Mittelschwaebische Nachrichten
Es öffnet sich eine Tür zu neuen Wegen
Mit Sr. Katharina Wildenauer steht eine pragmatische und weltoffene Generaloberin an der Spitze der St. Josefskongragation in Ursberg. Sie will nicht nur inhaltlich, sondern auch äußerlich neue Akzente setzen
Ursberg Die neue Generaloberin ist praktisch veranlagt. Den Kaffee in ihrem großzügigen Arbeitszimmer im ersten Stock des Mutterhauses serviert sie in großen Tassen. Alte CDs dienen als Untersetzer. Der Blick aus dem Fenster geht in Richtung Süden zum Klosterbräuhaus hinüber. Einem mächtigen Schreibtisch steht ein großes Regal gegenüber, in das neben Ordner, Bücher, und geistliche Schriften Bilder und Figuren bunte Farbkleckse zaubern. „Demnächst bekomme ich hier einen geschlossenen Schrank hin“, sagt sie mit leichtem Bedauern. „Ich mag es lieber offen.“
Seit Samstagabend steht Sr.

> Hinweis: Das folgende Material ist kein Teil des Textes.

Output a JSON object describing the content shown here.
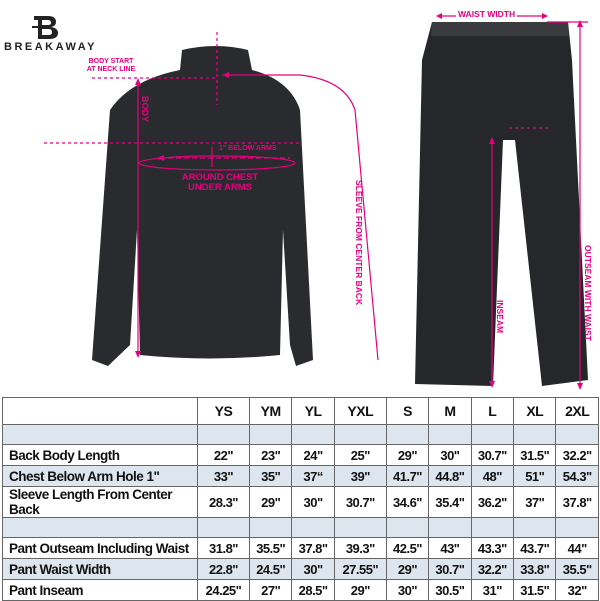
{
  "brand": {
    "name": "BREAKAWAY",
    "logo_letter": "B"
  },
  "colors": {
    "accent": "#e6007e",
    "garment": "#2a2b2e",
    "row_highlight": "#dde6ee"
  },
  "annotations": {
    "body_start": "BODY START AT NECK LINE",
    "body": "BODY",
    "below_arms": "1\" BELOW ARMS",
    "around_chest": "AROUND CHEST UNDER ARMS",
    "sleeve": "SLEEVE FROM CENTER BACK",
    "waist_width": "WAIST WIDTH",
    "inseam": "INSEAM",
    "outseam": "OUTSEAM WITH WAIST"
  },
  "table": {
    "sizes": [
      "YS",
      "YM",
      "YL",
      "YXL",
      "S",
      "M",
      "L",
      "XL",
      "2XL"
    ],
    "rows": [
      {
        "label": "Back Body Length",
        "values": [
          "22\"",
          "23\"",
          "24\"",
          "25\"",
          "29\"",
          "30\"",
          "30.7\"",
          "31.5\"",
          "32.2\""
        ]
      },
      {
        "label": "Chest Below Arm Hole 1\"",
        "values": [
          "33\"",
          "35\"",
          "37“",
          "39\"",
          "41.7\"",
          "44.8\"",
          "48\"",
          "51\"",
          "54.3\""
        ]
      },
      {
        "label": "Sleeve Length From Center Back",
        "values": [
          "28.3\"",
          "29\"",
          "30\"",
          "30.7\"",
          "34.6\"",
          "35.4\"",
          "36.2\"",
          "37\"",
          "37.8\""
        ]
      },
      {
        "label": "Pant Outseam Including Waist",
        "values": [
          "31.8\"",
          "35.5\"",
          "37.8\"",
          "39.3\"",
          "42.5\"",
          "43\"",
          "43.3\"",
          "43.7\"",
          "44\""
        ]
      },
      {
        "label": "Pant Waist Width",
        "values": [
          "22.8\"",
          "24.5\"",
          "30\"",
          "27.55\"",
          "29\"",
          "30.7\"",
          "32.2\"",
          "33.8\"",
          "35.5\""
        ]
      },
      {
        "label": "Pant Inseam",
        "values": [
          "24.25\"",
          "27\"",
          "28.5\"",
          "29\"",
          "30\"",
          "30.5\"",
          "31\"",
          "31.5\"",
          "32\""
        ]
      }
    ]
  }
}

Katharina Wildenauer an der Spitze der St. Josefskongregation. Eine Mehrheit im Generalkapitel, dem wichtigsten Entscheidungsgremium des Klosters, hat sie überraschend in diese Position gewählt. Keine leichte Aufgabe. Nach wie vor spielen die Schwestern im Ursberger Leben eine gewichtige Rolle, auch wenn die Zeiten, in denen sie in großer Zahl das Ortsbild prägten, schon ein bisschen zurückliegen. Inzwischen sind viele ältere Schwestern pflegebedürftig und die wenigen jüngeren Schwestern vorrangig damit beschäftigt, sich um sie zu kümmern.

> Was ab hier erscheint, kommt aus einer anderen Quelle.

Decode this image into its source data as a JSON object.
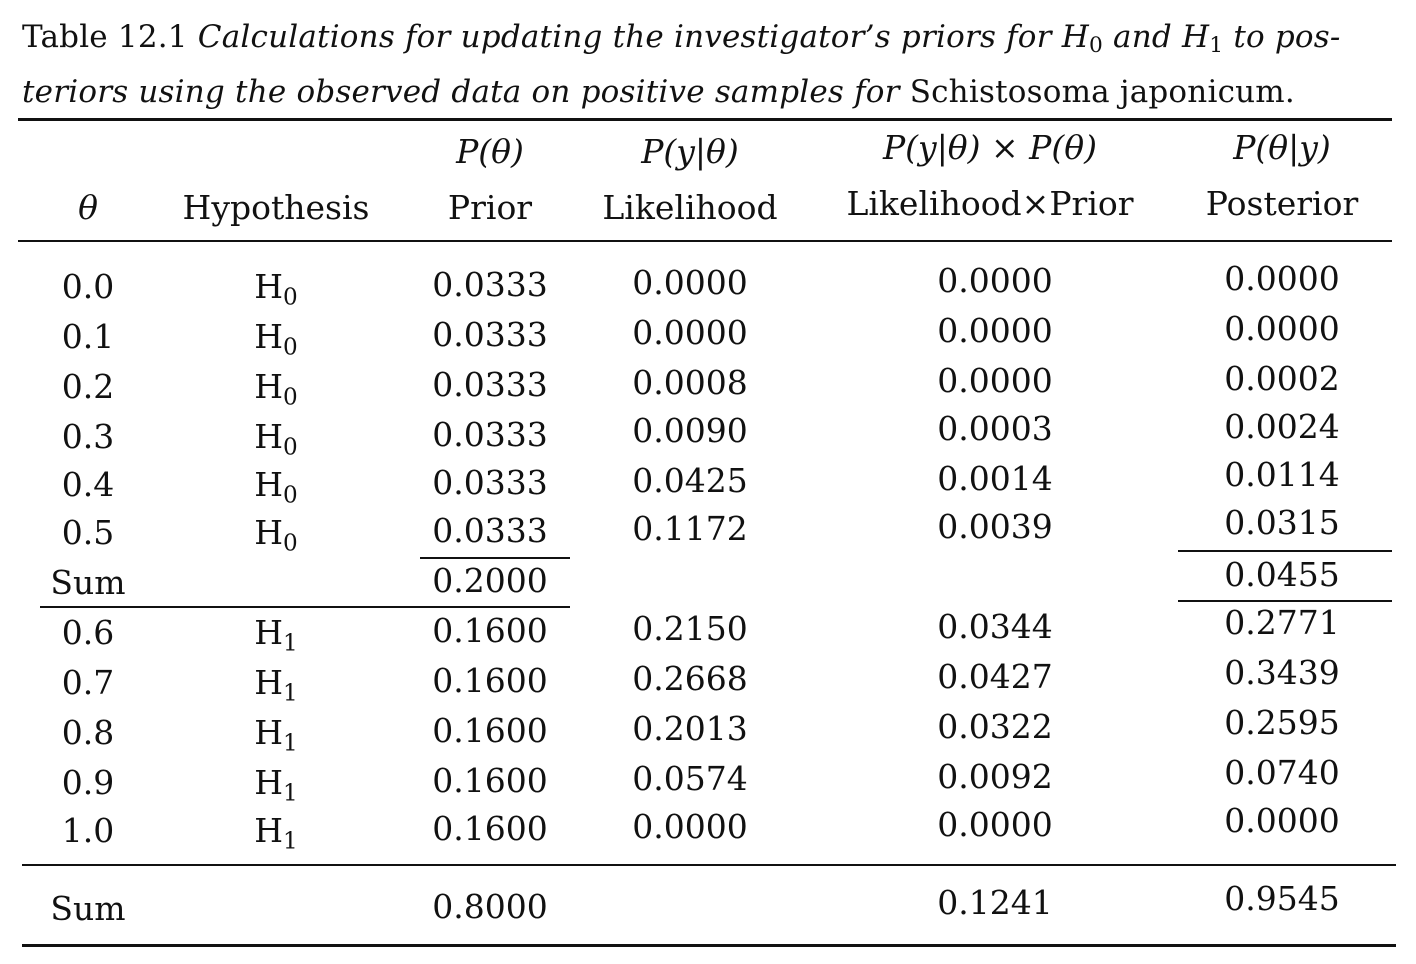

Mag sein, dass die Wahl auch deshalb auf Sr. Katharina fiel. Ihre Vorgängerin galt in Ursberg als eher nüchterner Mensch. Katharina ist anders. Ihre Herzlichkeit ist ansteckend und bestärkend. Ihre Stärke liegt darin, Menschen im Gespräch zu gewinnen. Eine Eigenschaft, die sie offenbar schon in früher Kindheit besaß.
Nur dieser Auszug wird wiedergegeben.